Fifteen years ago, National Underwriter featured a discussion of “combination” life/long term care policies that were just beginning to be offered in the insurance market, with an emphasis on the senior market.
Today, combination products are still in the market, but they are evolving. This article spotlights their direction. First, a recap on the original designs.
The most common versions of the early combination products featured LTC riders attached to universal life policies. These riders accelerated death benefits in the event of specified triggers related to LTC needs, typically with monthly benefit payments during the period of care.
The cost to the insurer of accelerating death benefits was very modest, since future death benefits were reduced dollar for dollar under this recipe for insurance. In addition, a portion of the accelerated payout in reality was taken from the cash value of the contract, which was typically available to the policy owner in any event.
In contrast to these low-cost riders, which essentially included a form of self-insurance, the NU article also discussed an alternative design.
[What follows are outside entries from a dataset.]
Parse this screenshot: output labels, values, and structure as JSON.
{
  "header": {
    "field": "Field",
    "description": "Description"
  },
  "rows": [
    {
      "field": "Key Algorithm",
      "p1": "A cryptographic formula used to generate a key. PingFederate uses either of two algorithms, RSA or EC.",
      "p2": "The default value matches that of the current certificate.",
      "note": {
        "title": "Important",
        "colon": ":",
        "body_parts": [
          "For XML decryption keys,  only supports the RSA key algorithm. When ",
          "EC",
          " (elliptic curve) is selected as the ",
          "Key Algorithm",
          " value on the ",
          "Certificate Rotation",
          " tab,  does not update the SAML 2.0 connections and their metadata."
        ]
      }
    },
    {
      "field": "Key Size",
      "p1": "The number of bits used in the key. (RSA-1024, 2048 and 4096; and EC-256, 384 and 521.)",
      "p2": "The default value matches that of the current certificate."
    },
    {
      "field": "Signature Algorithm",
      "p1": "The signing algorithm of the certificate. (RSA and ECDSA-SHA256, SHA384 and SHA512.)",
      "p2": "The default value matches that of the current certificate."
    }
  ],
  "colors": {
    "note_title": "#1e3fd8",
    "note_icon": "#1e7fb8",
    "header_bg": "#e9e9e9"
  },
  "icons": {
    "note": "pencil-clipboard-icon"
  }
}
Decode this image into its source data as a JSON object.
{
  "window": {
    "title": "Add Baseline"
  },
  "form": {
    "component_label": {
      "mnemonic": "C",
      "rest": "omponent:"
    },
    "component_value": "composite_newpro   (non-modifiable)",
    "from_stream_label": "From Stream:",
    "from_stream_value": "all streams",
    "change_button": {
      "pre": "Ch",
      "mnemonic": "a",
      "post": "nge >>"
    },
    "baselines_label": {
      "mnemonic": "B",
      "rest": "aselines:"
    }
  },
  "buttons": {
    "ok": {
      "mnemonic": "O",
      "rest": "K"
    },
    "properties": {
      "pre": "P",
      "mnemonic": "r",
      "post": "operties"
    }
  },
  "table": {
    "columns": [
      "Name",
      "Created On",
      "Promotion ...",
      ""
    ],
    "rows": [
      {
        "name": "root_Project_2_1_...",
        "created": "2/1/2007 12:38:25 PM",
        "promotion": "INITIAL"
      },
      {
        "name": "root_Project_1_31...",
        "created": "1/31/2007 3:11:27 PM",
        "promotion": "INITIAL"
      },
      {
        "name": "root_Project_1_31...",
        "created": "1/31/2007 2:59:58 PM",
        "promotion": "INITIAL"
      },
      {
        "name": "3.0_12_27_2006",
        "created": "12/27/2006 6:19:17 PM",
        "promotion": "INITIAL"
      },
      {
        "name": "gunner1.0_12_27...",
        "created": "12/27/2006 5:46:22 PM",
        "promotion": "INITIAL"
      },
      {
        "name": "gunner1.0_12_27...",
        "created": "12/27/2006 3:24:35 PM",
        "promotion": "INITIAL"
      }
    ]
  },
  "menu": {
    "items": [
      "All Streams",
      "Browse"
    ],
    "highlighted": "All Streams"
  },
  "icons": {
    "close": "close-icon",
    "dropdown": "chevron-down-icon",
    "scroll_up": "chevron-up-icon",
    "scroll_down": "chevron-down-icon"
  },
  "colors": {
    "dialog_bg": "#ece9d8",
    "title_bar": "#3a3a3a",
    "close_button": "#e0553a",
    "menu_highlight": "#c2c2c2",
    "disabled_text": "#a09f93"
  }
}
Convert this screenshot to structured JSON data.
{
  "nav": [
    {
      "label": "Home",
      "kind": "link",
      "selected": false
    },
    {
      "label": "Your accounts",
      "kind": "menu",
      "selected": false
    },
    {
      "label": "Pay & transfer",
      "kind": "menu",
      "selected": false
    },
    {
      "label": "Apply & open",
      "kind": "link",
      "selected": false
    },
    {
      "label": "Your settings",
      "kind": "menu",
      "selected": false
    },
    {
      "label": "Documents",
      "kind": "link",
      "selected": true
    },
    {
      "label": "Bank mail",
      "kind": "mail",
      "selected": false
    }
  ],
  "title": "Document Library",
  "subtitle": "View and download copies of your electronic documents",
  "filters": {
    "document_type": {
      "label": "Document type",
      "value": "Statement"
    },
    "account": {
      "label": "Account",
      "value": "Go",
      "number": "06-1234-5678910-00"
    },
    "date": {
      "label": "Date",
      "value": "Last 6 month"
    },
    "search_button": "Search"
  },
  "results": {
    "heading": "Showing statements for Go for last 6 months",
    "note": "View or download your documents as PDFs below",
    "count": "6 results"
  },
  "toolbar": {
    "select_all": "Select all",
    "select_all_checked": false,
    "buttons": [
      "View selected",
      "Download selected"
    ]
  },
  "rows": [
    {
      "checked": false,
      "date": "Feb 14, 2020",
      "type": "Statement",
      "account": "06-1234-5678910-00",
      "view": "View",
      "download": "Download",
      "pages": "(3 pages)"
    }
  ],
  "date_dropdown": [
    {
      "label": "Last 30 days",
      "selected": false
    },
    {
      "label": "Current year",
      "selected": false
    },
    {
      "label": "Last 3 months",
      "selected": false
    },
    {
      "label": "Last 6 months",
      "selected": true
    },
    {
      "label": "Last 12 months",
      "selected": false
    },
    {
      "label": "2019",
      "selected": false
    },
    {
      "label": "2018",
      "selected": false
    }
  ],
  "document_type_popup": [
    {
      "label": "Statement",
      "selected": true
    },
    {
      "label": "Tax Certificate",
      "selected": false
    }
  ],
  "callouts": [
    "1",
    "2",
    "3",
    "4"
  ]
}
That approach featured LTC benefits that were independent of the underlying life insurance policy, with the LTC benefits having no effect on future cash values or death benefits payable under the base life policy.
Proponents of this second structure argued that seniors’ life insurance needs did not necessarily decrease with the need for LTC services, particularly as the life coverage was often intended to address estate planning needs.
Further, they noted that, in many cases, the accelerated benefit designs fell short of providing comprehensive LTC coverage, particularly for smaller life contract face amounts. As for the independent benefit design, it didn’t offer meaningful savings versus costs of a stand-alone LTC policy, in contrast to accelerated benefits. However, both approaches served to fund the cost of LTC insurance through a flexible premium, tax-deferred accumulation vehicle.
What impact have these products had in the market over the last 15 years?
A few companies that focused on these innovative combinations have had considerable success, but they have represented a small portion of the overall LTC insurance market. Now, several factors suggest changes are ahead.
1) Convergence of the two designs. Companies specializing in these markets in the last few years have recognized the strengths and weaknesses of each approach, and have put together combinations that include a menu of choices from both structures.
For example, a life base plan may be offered with a selection of a 24-month or 36-month LTC insurance payout of some or all of the full death benefit, with some residual death benefit preserved to address the needs of the life insurance beneficiary.
In addition, an independent LTC rider may also be attached to the same policy, extending the LTC coverage beyond the 24-or 36-month period for another range of months as selected by the policy owner.